Markup é o fator de multiplicação que você aplica sobre o custo do prato para definir seu preço final. Ou seja, é o quanto você acrescenta ao custo para cobrir despesas fixas, variáveis e ainda gerar lucro.

Fórmula básica:

Preço de venda = Custo do prato × Markup

Por exemplo, se o custo de ingredientes de uma pizza é R$ 12,00 e o seu markup é 3, o preço final será:

R$ 12,00 × 3 = R$ 36,00

Esse valor cobre não só os insumos, mas também aluguel, salários, embalagens, impostos — e claro, o lucro desejado.


💰 E o que é margem?

A margem de lucro é expressa em porcentagem e mostra quanto do valor final da venda representa ganho real para o negócio, depois que todos os custos foram pagos.

Fórmula:

Margem (%) = (Lucro / Preço de venda) × 100

Exemplo: se você vende uma refeição por R$ 40 e tem um lucro líquido de R$ 10:

(10 ÷ 40) × 100 = 25% de margem


🧾 Custo, markup e margem: como equilibrar

O segredo está em conhecer o custo real de cada prato e definir um markup coerente com a operação. No Brasil, muitos negócios trabalham com markup entre 2,5 e 4, dependendo do modelo (à la carte, buffet, delivery, etc.).

💡 Dica prática: use uma planilha de ficha técnica para calcular o custo por porção, considerando ingredientes, perdas e gramaturas. E lembre-se: preço competitivo não significa barato — significa coerente com a entrega.

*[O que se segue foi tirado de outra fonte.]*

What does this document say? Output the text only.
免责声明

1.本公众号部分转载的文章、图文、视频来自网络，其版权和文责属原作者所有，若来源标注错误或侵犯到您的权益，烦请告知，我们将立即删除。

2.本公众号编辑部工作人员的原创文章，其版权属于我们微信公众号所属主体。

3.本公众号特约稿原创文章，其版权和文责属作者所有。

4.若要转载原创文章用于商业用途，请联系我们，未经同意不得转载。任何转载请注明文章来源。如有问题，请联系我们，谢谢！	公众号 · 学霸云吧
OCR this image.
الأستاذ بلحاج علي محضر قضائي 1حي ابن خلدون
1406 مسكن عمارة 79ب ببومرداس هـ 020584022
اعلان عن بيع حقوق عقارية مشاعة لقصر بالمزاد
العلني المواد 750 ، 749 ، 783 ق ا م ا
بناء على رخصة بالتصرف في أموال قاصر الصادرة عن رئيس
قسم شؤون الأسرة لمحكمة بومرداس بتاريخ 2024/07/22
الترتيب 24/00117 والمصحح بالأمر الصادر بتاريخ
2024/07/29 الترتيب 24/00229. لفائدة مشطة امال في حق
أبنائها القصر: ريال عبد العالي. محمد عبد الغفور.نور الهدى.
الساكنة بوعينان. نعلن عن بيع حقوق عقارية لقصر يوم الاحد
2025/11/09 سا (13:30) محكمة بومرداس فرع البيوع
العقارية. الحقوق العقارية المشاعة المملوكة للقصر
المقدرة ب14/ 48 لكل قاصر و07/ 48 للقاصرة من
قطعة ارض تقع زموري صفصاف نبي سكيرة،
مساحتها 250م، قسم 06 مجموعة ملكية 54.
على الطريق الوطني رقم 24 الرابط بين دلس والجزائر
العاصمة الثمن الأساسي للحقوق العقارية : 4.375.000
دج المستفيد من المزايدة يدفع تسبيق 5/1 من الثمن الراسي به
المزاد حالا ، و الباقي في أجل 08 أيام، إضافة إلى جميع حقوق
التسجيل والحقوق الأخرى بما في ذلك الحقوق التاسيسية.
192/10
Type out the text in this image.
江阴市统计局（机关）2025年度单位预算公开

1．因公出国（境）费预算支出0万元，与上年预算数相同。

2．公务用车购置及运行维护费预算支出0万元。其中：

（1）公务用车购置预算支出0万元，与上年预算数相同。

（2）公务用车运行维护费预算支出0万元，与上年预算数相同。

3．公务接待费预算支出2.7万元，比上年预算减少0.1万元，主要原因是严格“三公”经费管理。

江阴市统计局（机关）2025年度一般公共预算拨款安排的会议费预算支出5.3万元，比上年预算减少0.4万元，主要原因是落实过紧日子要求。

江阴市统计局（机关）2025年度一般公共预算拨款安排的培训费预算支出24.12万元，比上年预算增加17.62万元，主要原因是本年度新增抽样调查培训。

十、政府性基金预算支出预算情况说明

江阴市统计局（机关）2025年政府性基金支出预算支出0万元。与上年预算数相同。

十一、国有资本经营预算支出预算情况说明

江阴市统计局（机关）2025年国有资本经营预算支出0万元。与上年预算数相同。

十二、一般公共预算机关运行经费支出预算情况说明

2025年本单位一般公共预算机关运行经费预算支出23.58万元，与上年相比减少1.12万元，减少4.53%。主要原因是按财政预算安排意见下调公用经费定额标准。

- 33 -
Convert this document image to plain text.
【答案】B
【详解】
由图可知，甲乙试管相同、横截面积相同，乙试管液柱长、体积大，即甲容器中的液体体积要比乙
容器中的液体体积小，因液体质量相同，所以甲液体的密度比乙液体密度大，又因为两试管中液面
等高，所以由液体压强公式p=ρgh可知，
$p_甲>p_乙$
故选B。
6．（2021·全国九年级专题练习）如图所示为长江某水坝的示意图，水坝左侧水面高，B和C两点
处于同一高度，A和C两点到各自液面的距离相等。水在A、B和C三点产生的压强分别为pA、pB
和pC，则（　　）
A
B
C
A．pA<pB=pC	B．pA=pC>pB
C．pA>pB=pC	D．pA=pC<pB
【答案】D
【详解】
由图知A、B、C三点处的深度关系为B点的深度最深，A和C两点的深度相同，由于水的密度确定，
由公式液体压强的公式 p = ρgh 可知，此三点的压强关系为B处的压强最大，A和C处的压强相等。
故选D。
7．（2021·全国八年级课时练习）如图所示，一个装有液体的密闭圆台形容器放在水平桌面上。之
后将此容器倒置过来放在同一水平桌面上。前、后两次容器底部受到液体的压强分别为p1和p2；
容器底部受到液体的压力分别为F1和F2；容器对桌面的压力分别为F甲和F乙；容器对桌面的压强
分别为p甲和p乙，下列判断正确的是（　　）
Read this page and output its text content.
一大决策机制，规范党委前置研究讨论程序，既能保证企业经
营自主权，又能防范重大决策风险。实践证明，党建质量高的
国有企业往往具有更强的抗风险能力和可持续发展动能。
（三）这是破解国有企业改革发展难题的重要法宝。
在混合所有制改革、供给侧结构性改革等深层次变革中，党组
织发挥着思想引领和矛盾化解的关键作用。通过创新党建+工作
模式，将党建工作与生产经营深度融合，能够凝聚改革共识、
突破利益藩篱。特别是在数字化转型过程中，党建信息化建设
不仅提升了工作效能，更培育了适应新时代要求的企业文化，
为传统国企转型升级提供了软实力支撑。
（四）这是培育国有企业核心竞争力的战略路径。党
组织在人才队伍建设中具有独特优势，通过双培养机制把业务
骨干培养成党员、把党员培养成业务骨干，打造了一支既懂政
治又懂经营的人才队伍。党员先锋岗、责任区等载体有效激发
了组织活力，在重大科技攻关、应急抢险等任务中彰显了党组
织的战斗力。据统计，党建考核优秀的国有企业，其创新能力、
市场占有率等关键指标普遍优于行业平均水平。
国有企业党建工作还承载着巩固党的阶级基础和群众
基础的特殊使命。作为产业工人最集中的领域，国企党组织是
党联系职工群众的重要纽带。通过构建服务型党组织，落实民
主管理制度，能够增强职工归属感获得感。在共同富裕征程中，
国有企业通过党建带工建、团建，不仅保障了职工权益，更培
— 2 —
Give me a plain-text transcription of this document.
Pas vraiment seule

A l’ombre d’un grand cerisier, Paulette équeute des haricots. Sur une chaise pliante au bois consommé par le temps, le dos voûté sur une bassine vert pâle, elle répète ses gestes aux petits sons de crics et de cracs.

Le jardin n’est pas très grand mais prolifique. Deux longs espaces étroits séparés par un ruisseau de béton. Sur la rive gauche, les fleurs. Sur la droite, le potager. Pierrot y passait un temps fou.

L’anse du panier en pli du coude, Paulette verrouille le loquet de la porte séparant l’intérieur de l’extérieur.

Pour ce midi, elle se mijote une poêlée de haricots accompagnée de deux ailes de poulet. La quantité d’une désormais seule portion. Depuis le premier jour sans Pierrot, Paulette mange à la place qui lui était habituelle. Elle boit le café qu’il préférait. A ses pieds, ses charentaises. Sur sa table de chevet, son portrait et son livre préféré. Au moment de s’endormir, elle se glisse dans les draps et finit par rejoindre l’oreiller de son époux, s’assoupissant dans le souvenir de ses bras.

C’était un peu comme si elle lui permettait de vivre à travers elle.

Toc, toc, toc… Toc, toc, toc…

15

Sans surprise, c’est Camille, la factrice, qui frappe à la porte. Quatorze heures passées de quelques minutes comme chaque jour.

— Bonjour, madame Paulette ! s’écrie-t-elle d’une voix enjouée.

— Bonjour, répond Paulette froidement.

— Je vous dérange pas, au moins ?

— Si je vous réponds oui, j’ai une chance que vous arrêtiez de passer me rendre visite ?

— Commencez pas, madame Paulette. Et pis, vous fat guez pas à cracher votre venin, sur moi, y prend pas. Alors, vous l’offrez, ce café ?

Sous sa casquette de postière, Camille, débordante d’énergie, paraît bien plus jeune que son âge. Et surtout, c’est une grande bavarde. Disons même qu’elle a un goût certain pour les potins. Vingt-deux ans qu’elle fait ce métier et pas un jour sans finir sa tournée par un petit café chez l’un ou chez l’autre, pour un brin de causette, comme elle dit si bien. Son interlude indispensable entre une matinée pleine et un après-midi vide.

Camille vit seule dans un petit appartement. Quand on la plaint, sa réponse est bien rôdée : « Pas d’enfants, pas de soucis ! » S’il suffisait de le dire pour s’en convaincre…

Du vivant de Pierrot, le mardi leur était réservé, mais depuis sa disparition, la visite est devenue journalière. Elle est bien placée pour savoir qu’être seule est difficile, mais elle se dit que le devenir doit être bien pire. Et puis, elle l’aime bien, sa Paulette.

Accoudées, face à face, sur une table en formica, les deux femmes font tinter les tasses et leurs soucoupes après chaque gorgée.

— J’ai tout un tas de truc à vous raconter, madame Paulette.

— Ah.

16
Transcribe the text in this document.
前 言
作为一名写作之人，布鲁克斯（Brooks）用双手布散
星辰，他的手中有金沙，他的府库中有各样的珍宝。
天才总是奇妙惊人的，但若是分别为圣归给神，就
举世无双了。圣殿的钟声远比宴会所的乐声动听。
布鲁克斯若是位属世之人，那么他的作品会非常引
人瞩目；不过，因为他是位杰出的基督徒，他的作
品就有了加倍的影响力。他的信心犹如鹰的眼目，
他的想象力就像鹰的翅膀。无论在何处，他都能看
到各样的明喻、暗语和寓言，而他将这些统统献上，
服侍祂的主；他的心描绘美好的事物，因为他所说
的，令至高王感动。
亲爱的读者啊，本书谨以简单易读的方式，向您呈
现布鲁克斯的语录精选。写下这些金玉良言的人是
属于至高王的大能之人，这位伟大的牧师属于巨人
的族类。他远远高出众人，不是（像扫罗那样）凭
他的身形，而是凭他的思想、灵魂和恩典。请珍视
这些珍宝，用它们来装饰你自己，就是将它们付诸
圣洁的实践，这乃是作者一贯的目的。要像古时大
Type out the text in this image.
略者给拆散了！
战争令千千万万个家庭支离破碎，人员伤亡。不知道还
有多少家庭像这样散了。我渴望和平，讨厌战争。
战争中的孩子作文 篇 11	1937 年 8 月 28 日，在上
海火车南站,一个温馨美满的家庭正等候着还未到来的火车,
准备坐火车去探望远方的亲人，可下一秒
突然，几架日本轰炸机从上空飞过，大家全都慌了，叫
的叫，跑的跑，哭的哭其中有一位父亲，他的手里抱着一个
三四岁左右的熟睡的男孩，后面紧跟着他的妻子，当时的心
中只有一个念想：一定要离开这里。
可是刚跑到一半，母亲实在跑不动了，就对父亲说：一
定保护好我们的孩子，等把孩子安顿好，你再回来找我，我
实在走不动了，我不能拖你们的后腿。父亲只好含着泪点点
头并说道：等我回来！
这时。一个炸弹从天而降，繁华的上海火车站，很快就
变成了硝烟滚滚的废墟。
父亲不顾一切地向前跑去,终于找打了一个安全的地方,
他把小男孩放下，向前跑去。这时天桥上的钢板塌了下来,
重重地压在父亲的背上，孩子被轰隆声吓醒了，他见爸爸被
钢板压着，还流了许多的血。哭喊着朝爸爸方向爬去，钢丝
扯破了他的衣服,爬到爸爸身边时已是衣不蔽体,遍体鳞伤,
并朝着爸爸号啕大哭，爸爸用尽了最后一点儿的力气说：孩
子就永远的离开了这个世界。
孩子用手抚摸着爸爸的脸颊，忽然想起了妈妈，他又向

⚠️ Erros comuns ao precificar:

  • Ignorar o custo de operação (energia, gás, aluguel)
  • Usar preços da concorrência sem analisar custos internos
  • Oferecer pratos com margem muito baixa para “atrair público”
  • Não revisar os preços conforme aumentam os insumos

📊 Ferramentas que ajudam:

Você pode usar planilhas, sistemas de gestão ou até aplicativos como:

  • Colher de Pau (planilha gratuita para food service)
  • Apptite (gestão de ficha técnica)
  • iFood Gestão (para restaurantes parceiros)
  • Notion ou Excel, com fórmulas simples de markup e margem

✅ Conclusão

Dominar os conceitos de markup e margem ajuda a transformar uma boa comida em um negócio lucrativo. Mais do que nunca, o controle financeiro é um ingrediente essencial no cardápio de quem empreende no food service.

Preço certo não é adivinhação — é estratégia.